The Winter quarter at DePaul started on January 4th, so I’m more than two weeks into a new term. The start of a new term always involves a ramp-up of activities, and one of the things that occupies me is the collection of Academic Integrity pledges from my students. As I explained in a previous post, plagiarism and cheating are common in the introductory Python courses I teach for a variety of reasons. One of the things I do to try to prevent violations of the Academic Integrity policy is to have students read and sign a detailed two-page document describing what kinds of resources and collaboration they are allowed to use and do in the course. They sign the pledge to attest to an understanding of and agreement with the policy. That combined with a first-week quiz on the policy are aimed at making sure that they are aware of expectations.

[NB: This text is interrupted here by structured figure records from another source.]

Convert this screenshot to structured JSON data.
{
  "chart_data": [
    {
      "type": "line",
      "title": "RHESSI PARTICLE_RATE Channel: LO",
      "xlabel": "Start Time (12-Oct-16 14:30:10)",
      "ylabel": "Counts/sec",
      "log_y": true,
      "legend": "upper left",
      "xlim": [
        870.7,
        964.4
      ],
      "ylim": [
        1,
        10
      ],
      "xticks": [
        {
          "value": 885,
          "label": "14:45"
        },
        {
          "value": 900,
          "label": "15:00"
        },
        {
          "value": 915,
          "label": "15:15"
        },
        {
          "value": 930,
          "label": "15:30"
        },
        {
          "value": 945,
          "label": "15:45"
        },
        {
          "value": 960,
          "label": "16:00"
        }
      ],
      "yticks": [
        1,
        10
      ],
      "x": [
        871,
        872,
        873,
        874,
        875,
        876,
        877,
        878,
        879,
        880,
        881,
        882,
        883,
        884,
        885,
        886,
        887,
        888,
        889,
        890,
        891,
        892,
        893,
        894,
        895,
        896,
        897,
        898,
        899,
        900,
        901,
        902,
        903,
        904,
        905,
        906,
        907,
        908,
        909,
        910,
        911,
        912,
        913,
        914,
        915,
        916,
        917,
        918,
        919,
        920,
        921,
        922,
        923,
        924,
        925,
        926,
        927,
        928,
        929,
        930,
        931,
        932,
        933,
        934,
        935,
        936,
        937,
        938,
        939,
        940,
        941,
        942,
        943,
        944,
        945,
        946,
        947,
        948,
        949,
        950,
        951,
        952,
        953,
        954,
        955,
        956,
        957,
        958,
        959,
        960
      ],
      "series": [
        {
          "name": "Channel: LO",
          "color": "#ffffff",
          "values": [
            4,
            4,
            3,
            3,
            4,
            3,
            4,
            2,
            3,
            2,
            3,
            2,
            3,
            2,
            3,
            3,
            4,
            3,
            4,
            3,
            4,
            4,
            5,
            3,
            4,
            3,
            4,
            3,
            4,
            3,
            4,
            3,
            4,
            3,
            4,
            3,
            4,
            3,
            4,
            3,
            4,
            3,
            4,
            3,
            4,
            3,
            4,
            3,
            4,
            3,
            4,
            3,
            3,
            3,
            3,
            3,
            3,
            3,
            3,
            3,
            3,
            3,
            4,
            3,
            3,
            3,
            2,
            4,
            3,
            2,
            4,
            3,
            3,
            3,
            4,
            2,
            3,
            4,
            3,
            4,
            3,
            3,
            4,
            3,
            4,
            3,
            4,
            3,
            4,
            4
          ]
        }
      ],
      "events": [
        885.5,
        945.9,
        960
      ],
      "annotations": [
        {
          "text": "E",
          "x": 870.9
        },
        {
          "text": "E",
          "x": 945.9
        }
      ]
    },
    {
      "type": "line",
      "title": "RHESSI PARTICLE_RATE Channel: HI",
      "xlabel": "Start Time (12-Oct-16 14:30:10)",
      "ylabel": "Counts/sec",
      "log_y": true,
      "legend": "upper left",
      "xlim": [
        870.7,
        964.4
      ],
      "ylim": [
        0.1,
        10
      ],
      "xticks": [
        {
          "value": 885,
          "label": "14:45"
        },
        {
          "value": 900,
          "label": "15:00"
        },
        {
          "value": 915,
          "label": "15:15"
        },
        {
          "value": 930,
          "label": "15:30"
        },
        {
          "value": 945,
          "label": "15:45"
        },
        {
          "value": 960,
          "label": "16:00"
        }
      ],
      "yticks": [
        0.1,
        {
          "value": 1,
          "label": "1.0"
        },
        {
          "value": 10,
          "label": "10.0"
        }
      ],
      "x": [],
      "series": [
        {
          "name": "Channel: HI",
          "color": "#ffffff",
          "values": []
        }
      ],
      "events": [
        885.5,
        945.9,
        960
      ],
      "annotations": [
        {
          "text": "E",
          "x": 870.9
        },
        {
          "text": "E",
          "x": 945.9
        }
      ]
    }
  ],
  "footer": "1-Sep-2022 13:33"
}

My pledge is well-known among my colleagues, one of whom recently sent me a link to a YouTube video entitled “Why Do We Lie?” It provides information about the extent of people’s propensity for lying, when and why they lie, and perhaps most interestingly for me, a description throughout of an experiment that was done exploring lying. In the experiment people were given a series of math problems which are relatively easy to solve. The catch was that they were given a lot of them and very little time to solve them. On the honor system they were asked to report the number of problems they correctly solved, with a monetary reward for each one they completed. People were made to believe that researchers wouldn’t know whether they lied or not, although the researchers could in fact determine that in retrospect. In the most basic experiment people reported having solved six problems on average when they had actually only solved four. Multiple variations of the experiment increased the amount of lying, whereas only one variation reduced lying. In the variant in which lying was reduced, the research team made the subjects promise not to cheat. The researchers concluded that the intervention of the conscious mind through the promise was enough to decrease lying.

Now I don’t have any illusions that my pledge is matching the experiment. For a start, the time between when students have to sign the pledge and when they complete the assignments is much greater than in the experiment. But I do find it interesting that I stumbled onto a solution to try to prevent cheating that actually has some evidence to support its effectiveness.